PA prosecutor asks SCOTUS to review Bill Cosby decision

Prosecutors in Montgomery County, Pa., have asked the U.S. Supreme Court to review a ruling by the state’s top court earlier this year that vacated the sexual assault conviction of Bill Cosby, who was one of the country’s most beloved celebrities before he was recast as a merciless predator and sexual deviant in the first celebrity trial of the #MeToo era, reported the Washington Post.

Cosby, 84, was found guilty of sexual assault in 2018. He spent nearly three years behind bars before his sentence was reversed in June by the Pennsylvania Supreme Court, which ruled that Cosby had believed he was operating under an immunity agreement offered by a prosecutor when the entertainer provided testimony that was damaging to himself.

Prosecutors have denied the existence of such a deal, and Montgomery County District Attorney Kevin Steele said in a Monday statement that the U.S. Supreme Court “can right what we believe is a grievous wrong.”

Cosby has always maintained his innocence. On Monday, his spokesman Andrew Wyatt lashed out at Steele, whom he accused of having a troubling “fixation” on Cosby.

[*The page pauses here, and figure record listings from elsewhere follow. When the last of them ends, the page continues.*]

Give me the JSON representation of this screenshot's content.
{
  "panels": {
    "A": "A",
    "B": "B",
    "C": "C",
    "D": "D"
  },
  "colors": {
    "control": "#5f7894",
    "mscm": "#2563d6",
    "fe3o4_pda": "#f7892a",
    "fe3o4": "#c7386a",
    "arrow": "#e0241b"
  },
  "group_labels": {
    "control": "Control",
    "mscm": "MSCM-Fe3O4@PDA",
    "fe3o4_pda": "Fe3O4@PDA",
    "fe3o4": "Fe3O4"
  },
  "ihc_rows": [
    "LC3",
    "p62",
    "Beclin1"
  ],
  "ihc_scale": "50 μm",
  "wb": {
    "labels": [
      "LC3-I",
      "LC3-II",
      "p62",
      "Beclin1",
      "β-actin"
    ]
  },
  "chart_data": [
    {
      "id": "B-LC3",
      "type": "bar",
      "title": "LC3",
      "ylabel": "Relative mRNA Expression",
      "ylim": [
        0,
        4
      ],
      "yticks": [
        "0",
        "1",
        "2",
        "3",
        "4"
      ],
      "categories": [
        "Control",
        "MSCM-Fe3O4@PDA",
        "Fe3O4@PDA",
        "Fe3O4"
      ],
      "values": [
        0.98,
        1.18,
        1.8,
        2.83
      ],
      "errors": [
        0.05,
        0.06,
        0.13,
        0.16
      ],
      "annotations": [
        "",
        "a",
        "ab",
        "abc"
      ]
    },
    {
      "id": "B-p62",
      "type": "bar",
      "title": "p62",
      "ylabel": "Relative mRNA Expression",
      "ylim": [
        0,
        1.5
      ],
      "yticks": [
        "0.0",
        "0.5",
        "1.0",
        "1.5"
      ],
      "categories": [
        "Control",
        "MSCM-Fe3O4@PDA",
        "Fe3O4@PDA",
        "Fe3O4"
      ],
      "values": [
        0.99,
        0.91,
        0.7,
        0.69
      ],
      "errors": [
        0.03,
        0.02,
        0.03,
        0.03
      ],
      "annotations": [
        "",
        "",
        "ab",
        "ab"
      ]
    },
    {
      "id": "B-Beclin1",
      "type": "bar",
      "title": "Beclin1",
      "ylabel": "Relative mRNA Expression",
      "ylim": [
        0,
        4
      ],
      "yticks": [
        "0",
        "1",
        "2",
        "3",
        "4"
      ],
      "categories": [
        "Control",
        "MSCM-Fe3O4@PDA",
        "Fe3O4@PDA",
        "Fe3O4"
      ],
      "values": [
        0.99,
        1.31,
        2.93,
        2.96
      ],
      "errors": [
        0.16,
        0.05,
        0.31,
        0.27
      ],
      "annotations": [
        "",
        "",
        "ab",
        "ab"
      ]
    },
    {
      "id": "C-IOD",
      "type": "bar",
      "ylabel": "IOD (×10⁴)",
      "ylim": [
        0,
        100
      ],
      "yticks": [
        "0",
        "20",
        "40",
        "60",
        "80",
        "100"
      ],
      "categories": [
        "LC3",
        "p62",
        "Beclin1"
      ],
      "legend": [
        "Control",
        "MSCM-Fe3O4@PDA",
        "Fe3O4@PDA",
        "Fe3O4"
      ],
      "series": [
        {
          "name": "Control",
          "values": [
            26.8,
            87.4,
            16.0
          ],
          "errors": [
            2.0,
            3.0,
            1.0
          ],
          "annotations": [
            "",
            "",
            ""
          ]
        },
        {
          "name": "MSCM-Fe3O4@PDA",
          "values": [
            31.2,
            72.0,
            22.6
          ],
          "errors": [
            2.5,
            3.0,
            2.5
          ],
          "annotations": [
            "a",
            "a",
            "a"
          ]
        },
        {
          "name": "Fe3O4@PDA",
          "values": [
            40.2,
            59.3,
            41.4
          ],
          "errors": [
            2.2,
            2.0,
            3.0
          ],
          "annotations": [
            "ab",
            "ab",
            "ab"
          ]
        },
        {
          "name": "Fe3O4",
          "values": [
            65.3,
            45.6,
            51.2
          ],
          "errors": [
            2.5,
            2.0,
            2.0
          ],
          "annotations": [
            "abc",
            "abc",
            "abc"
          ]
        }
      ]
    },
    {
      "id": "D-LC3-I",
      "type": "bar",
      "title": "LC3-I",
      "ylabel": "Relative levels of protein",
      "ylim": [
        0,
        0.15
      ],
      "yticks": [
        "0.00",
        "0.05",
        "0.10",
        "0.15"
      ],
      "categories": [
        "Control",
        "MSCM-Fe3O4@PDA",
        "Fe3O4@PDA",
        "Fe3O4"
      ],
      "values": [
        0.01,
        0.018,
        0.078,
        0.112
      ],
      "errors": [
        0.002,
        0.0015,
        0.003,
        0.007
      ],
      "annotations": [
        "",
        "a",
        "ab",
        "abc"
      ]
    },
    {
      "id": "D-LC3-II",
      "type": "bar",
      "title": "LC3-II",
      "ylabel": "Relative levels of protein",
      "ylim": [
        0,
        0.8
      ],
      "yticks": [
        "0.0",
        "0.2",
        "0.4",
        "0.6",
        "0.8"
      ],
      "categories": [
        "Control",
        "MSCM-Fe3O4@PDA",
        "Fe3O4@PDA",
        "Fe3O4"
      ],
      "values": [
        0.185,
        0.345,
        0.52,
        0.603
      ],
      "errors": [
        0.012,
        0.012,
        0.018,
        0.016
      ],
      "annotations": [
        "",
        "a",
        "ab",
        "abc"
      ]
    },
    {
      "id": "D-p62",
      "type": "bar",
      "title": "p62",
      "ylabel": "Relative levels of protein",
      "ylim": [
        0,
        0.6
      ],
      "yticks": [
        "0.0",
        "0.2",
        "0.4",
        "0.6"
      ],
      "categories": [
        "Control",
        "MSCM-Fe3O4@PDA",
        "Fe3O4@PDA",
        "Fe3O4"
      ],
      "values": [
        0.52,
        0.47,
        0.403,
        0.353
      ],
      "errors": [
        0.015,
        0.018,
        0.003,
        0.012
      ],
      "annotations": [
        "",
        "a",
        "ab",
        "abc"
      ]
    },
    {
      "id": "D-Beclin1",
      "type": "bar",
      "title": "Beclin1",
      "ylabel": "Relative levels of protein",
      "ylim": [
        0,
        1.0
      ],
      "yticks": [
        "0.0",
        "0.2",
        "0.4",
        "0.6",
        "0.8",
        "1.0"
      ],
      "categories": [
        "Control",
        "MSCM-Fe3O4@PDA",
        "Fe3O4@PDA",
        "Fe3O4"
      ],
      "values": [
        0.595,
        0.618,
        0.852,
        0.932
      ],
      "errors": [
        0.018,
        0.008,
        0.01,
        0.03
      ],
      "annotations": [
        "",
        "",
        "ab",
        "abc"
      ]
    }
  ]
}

“In short, the Montgomery County D.A. asks the United States Supreme Court to throw the Constitution out the window, as it did, to satisfy the [#MeToo] mob,” Wyatt said in a statement. “This is a pathetic last-ditch effort that will not prevail.”

Though the case was widely followed in the media, it appears unlikely that the Supreme Court will review it. The panel receives between 7,000 and 8,000 petitions each term and grants oral arguments to around 80.

“[Cosby’s case] is such a one-off situation that the U.S. Supreme Court might look at it and say, ‘It’s not worth our time because this will never happen again,’” Jules Epstein, a law professor at Temple University, told The Washington Post at the time of Cosby’s release.

From the onset of Cosby’s criminal trial, prosecutors and defense lawyers clashed over their differing interpretations of a 2005 news release issued by then-district attorney Bruce Castor, who had declined to pursue a criminal case against Cosby, citing “insufficient, credible and admissible evidence.”

The release did not mention an immunity deal, but Cosby’s attorneys said it buttressed an oral non-prosecution agreement.

Bill Cosby’s accusers now number 60. Here’s who they are.

Cosby and Andrea Constand, an employee at Cosby’s alma mater Temple University who accused him of drugging and molesting her, later settled a civil lawsuit. The criminal case, which Castor had declined to prosecute, was reopened in 2015 after a judge unsealed parts of Cosby’s deposition during the civil suit. That decision came shortly after a dozen women came forward with allegations that Cosby had drugged and sexually assaulted them.

A particularly damaging deposition from the 2005 civil suit revealed that Cosby had acknowledged intending to use quaaludes, a sedative, on young women with whom he wanted to have sex. He did not admit to criminal wrongdoing during the deposition.

By the time he was convicted in 2018, at least 60 women had accused Cosby of sexually assaulting or harassing them. The allegations spanned some 40 years, during which Cosby’s career took off and transformed him into a household name.